Just to make sure we were indeed talking about the same thing, I had someone come out to my truck and pointed to the battery in question. Did they have that one in stock? Yes they assured me. How much was it? 2,300 baht. That sounded reasonable.
I said I was going to the ATM across the street to withdraw the money. I then proceeded to turn off the engine, since with a new battery I wasn’t worried about getting started.
Five minutes later, with cash in hand I returned to see Somchai with his head under the hood, tape measure in hand. Now it turns out that they did not have the correct battery in stock, and were measuring to see if there is room to put in
a larger battery. There is plenty of room…after they take out the original battery plate, and install a larger one. This will only cost me an extra 50 baht, so I am not in the least bit perturbed. Hey, this is Thailand, and so I’m used
to going with the flow. The installation itself doesn’t cost anything, and includes giving the battery cables a good wire brushing, and a pair of anti-corrosion washers. It wasn’t long before the new battery was in place. The sound
of the truck starting with a purr was like music to my ears. I gave everyone a thumbs up and soon everyone was smiling. I thanked everyone for their excellent service and promised that I would try to steer future business their way.

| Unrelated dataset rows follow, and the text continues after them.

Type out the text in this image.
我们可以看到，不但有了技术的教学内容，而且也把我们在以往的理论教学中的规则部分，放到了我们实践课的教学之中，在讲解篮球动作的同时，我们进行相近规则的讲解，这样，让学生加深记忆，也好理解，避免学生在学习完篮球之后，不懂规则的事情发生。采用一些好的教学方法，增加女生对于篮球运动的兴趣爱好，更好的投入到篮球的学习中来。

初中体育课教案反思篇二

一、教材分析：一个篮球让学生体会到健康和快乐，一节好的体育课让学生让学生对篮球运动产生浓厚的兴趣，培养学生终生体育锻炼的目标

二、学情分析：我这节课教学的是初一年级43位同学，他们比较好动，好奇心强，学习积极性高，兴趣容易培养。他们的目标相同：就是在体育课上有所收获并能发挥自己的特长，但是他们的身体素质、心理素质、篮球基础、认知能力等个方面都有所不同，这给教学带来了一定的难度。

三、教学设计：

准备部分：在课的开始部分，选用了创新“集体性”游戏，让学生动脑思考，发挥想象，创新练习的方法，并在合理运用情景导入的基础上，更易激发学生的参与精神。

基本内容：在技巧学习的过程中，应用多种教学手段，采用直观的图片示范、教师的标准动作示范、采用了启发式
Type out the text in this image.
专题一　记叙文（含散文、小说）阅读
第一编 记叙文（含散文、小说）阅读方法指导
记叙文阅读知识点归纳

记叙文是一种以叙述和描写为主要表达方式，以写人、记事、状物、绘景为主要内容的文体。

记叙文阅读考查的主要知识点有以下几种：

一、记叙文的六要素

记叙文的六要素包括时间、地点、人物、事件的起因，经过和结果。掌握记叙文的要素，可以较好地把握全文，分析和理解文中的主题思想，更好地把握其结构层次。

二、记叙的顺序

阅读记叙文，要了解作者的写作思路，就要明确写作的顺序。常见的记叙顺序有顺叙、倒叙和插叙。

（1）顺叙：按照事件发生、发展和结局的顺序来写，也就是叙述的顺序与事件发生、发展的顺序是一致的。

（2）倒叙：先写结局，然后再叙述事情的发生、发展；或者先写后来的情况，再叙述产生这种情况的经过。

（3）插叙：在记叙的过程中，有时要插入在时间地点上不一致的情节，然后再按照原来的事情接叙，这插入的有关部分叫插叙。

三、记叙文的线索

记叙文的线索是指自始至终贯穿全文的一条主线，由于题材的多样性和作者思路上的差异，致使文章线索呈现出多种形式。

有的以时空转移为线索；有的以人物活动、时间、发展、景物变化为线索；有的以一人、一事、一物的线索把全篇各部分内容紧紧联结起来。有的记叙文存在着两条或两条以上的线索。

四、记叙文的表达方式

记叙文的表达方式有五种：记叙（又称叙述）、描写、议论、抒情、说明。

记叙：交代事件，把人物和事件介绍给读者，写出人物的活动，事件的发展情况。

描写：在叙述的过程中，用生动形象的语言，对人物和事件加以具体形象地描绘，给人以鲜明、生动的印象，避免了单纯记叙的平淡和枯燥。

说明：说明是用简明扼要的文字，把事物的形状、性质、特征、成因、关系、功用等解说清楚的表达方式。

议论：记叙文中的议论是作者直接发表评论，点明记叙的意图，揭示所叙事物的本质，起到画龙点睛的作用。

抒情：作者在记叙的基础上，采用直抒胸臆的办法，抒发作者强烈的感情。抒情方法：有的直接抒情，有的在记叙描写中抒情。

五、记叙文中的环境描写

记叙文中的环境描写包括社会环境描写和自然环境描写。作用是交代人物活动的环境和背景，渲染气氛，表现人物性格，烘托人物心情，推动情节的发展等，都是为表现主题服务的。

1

I know this story isn’t very exciting, but I thought it was worth telling. I am often critical of the shoddy service we often receive in Thailand, so I am always happy to relate positive experiences. I started out the day with a problem,
and ended the day with a problem solved. Everyone was courteous and the price was fair. It was yet another lucky day for Old Sawadee.
Funnily enough, I too found excellent services when getting the car looked at – such a shame that service in restaurants is so variable!